Bu yoksulluk hali elbette ülkeden ülkeye değişiyor. Kimisinde başını koyacak bir yuva, sıcak bir öğün yemek bulamamak yoksulluğu ifade ederken, kimisinde de insanca geçinebildiği bir gelire sahip olamamak, ihtiyaç duyduğu büyüklükte bir konutta oturamamak ya da ihtiyacı olan giysileri alamamak olabiliyor.
Bu yüzden açlık ve yoksulluk sınırı, ülkenin içinde bulunduğu ekonomik-sosyal gelişim düzeyi ile doğrudan bağlantılı.
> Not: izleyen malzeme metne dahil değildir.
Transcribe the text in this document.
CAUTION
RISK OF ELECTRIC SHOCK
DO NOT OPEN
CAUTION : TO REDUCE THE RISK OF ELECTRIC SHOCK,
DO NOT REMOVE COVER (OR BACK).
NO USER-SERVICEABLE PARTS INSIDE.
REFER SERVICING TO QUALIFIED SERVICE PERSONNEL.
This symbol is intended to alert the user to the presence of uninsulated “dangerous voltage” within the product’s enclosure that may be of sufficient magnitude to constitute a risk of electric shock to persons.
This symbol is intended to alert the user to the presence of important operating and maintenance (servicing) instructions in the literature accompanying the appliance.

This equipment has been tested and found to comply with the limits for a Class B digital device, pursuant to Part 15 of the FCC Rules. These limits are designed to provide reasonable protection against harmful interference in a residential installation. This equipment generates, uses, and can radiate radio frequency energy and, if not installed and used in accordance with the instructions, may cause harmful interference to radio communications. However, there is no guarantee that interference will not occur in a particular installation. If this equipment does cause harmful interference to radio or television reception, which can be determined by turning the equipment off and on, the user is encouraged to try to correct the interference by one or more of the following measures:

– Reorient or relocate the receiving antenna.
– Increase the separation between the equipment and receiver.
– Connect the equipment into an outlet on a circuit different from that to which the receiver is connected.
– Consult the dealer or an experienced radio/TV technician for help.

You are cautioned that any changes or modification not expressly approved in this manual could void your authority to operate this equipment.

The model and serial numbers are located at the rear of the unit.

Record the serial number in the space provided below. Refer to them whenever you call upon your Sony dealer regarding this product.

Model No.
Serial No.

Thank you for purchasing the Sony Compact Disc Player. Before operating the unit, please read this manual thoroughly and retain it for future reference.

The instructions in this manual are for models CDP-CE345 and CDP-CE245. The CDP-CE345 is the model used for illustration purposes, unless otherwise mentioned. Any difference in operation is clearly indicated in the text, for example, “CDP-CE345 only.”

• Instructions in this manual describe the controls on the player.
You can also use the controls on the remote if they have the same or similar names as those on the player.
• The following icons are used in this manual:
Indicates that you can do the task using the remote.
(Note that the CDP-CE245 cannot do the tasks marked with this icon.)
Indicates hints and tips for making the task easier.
Ama nereden bakılırsa bakılsın, bilim ve teknikteki gelişmeler yeryüzünde hiç kimsenin aç yatmadığı bir dünyanın mümkün olduğunu gösteriyor. Örneğin yapılan tahminlere göre üretim araçlarının gelişmişliğinin geldiği düzey, gezegenimizde 12 milyar insanın karnını doyurabilecek seviyeye ulaştığı halde, her gün 300 bin çocuğun ölmesi, içinde yaşadığımız kapitalist düzenin ne kadar da barbar ve de acımasız olduğunu bir kez daha ortaya koyuyor. Zenginlerin daha zengin, yoksulların ise açlıktan ölüme terk edildiği günümüzde baş sorumlunun aşırı kâr ve sömürüyü esas alan kapitalist sistemin kendisi olduğunu söylemeye gerek bile yok. Milenyum yılı olarak ilan edilen 2000de 2015e kadar açlıkla karşı karşıya olan insanların sayısının yarıya düşürülmesi hedeflendiği halde, açların sayısının azalma yerine artması günümüzün egemenlerinin açlıkla mücadele diye bir derdinin olmadığını ortaya koyuyor. Bu yüzden, açlığın ve yoksulluğun olmadığı, hiç kimsenin aç yatmadığı yaşanılabilir bir dünya için mücadele, bugün her zamankinden çok daha büyük bir önem kazanmış bulunuyor.